Some of the main pollutants found in the air in Tashkent would be ones such as black carbon and volatile organic compounds (VOC's), both of which are released from the incomplete combustion of fossil fuels, as well as from organic material such as wood. Black carbon is the main component in soot, and is released from all combustion sources, emanating from vehicles, factories as well as the burning of wood for heating or cooking in certain homes (more common during the winter months as well as in lower income districts where traditional practices are still used).
Some examples of VOC's would include chemicals such as benzene, toluene, xylene, methylene chloride and formaldehyde. Other pollutants released from sources such as vehicles would be ones such as nitrogen dioxide (NO2) and sulfur dioxide (SO2), with nitrogen dioxide being one of the main pollutants emitted from vehicles, as well as sulfur dioxide being a contributor to incidences of acid rain. Other pollutants released from combustion sites would be carbon monoxide (CO) as well as ozone (O3).

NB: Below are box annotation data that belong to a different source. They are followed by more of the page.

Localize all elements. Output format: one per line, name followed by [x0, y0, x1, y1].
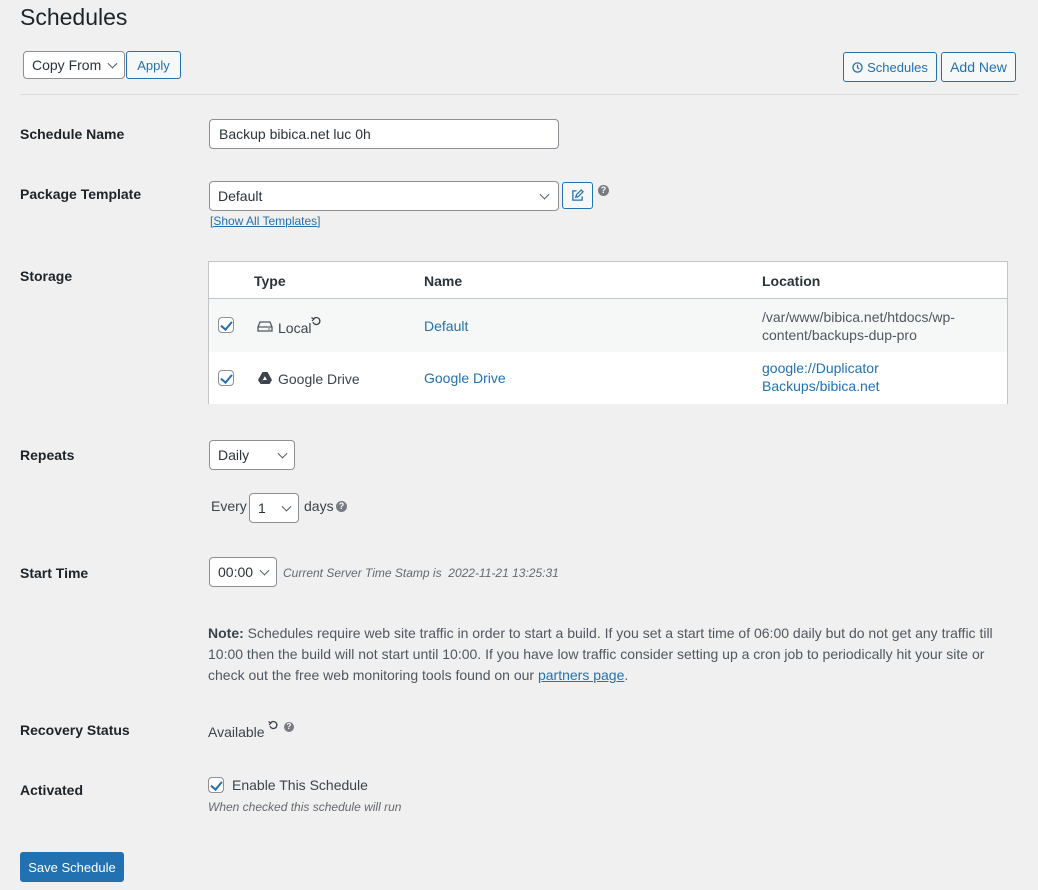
note-prefix: Note: — [208, 625, 244, 641]
chevron-down-icon — [277, 448, 288, 459]
storage-type-google-drive: Google Drive — [278, 371, 360, 387]
storage-location-google-drive-link[interactable]: google://Duplicator Backups/bibica.net — [762, 359, 880, 395]
storage-location-local: /var/www/bibica.net/htdocs/wp- content/b… — [762, 308, 955, 344]
schedules-button-label: Schedules — [867, 59, 928, 75]
storage-type-local: Local — [278, 320, 312, 336]
days-label: days — [304, 498, 334, 514]
table-row: Google Drive Google Drive google://Dupli… — [209, 352, 1007, 404]
recovery-status-value: Available — [208, 724, 265, 740]
schedule-name-input[interactable]: Backup bibica.net luc 0h — [209, 119, 559, 149]
every-days-select[interactable]: 1 — [249, 493, 299, 523]
table-row: Local Default /var/www/bibica.net/htdocs… — [209, 299, 1007, 352]
column-header-name: Name — [424, 273, 463, 289]
google-drive-icon — [258, 372, 272, 384]
show-all-templates-link[interactable]: [Show All Templates] — [210, 214, 321, 228]
copy-from-label: Copy From — [32, 57, 102, 73]
table-header: Type Name Location — [209, 262, 1007, 299]
storage-label: Storage — [20, 268, 73, 284]
activated-label: Activated — [20, 782, 84, 798]
schedules-button[interactable]: Schedules — [843, 52, 937, 82]
storage-name-default-link[interactable]: Default — [424, 317, 468, 335]
server-timestamp: Current Server Time Stamp is 2022-11-21 … — [283, 566, 559, 580]
chevron-down-icon — [259, 565, 270, 576]
chevron-down-icon — [107, 58, 118, 69]
storage-table: Type Name Location Local Default /var/ww… — [208, 261, 1008, 404]
schedule-note: Note: Schedules require web site traffic… — [208, 623, 1008, 686]
location-line: /var/www/bibica.net/htdocs/wp- — [762, 309, 955, 325]
clock-icon — [852, 61, 863, 73]
start-time-label: Start Time — [20, 565, 89, 581]
location-line: content/backups-dup-pro — [762, 327, 917, 343]
package-template-select[interactable]: Default — [209, 181, 559, 211]
column-header-type: Type — [254, 273, 286, 289]
enable-schedule-label[interactable]: Enable This Schedule — [232, 777, 368, 793]
edit-template-button[interactable] — [562, 182, 593, 209]
column-header-location: Location — [762, 273, 821, 289]
recovery-icon — [311, 316, 321, 326]
help-icon[interactable]: ? — [284, 722, 294, 732]
help-icon[interactable]: ? — [336, 501, 347, 512]
chevron-down-icon — [281, 501, 292, 512]
server-time-value: 2022-11-21 13:25:31 — [448, 566, 559, 580]
hard-drive-icon — [257, 320, 273, 332]
storage-checkbox-google-drive[interactable] — [218, 370, 234, 386]
start-time-value: 00:00 — [218, 564, 254, 580]
location-line: google://Duplicator — [762, 360, 879, 376]
every-label: Every — [211, 498, 247, 514]
recovery-icon — [268, 720, 278, 730]
edit-icon — [571, 189, 584, 202]
save-schedule-button[interactable]: Save Schedule — [20, 852, 124, 882]
package-template-label: Package Template — [20, 186, 142, 202]
storage-checkbox-local[interactable] — [218, 317, 234, 333]
repeats-label: Repeats — [20, 447, 75, 463]
chevron-down-icon — [539, 189, 550, 200]
storage-name-google-drive-link[interactable]: Google Drive — [424, 369, 506, 387]
note-suffix: . — [624, 667, 629, 683]
help-icon[interactable]: ? — [598, 185, 609, 196]
server-time-label: Current Server Time Stamp is — [283, 566, 442, 580]
apply-button[interactable]: Apply — [126, 51, 181, 79]
enable-schedule-checkbox[interactable] — [208, 777, 224, 793]
every-days-value: 1 — [258, 500, 266, 516]
schedule-name-label: Schedule Name — [20, 126, 125, 142]
divider — [20, 94, 1018, 95]
add-new-button[interactable]: Add New — [941, 52, 1016, 82]
repeats-value: Daily — [218, 447, 250, 463]
start-time-select[interactable]: 00:00 — [209, 557, 277, 587]
package-template-value: Default — [218, 188, 263, 204]
page-title: Schedules — [20, 4, 128, 30]
repeats-select[interactable]: Daily — [209, 440, 295, 470]
recovery-status-label: Recovery Status — [20, 722, 130, 738]
copy-from-select[interactable]: Copy From — [23, 51, 125, 79]
enable-schedule-hint: When checked this schedule will run — [208, 800, 402, 814]
partners-page-link[interactable]: partners page — [538, 667, 624, 683]
location-line: Backups/bibica.net — [762, 378, 880, 394]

Observing the pollution levels recorded over the course of 2019, Tashkent showed a distinct period of the year when the PM2.5 readings were significantly higher than other time periods. It appears that from the month of June through till December at years end, the pollution levels are at their worst, with some readings coming in many times higher than the lowest readings earlier in the year. April came in with a PM2.5 reading of 19.9 μg/m³, making it the cleanest month of the year. Although data is missing from the month of May, June showed a prominent leap in pollution levels, with a PM2.5 reading of 36 μg/m³.
From this month onwards, the readings continued to stay high, with increments also being shown. July through to December came in with readings of 48.7 μg/m³, 47.3 μg/m³, 44.8 μg/m³, 40.7 μg/m³, 75.5 μg/m³ and 39.1 μg/m³ respectively.
This made November the most polluted month of the entire year, falling into the ‘unhealthy’ ratings category, which requires a PM2.5 reading of anywhere between 55.5 to 150.4 μg/m³ for classification. As the name indicates, the air during this time period is extremely detrimental to those exposed, and in closing, the months of June through to December are when the levels of smoke, haze and pollution in the air would be at their worst.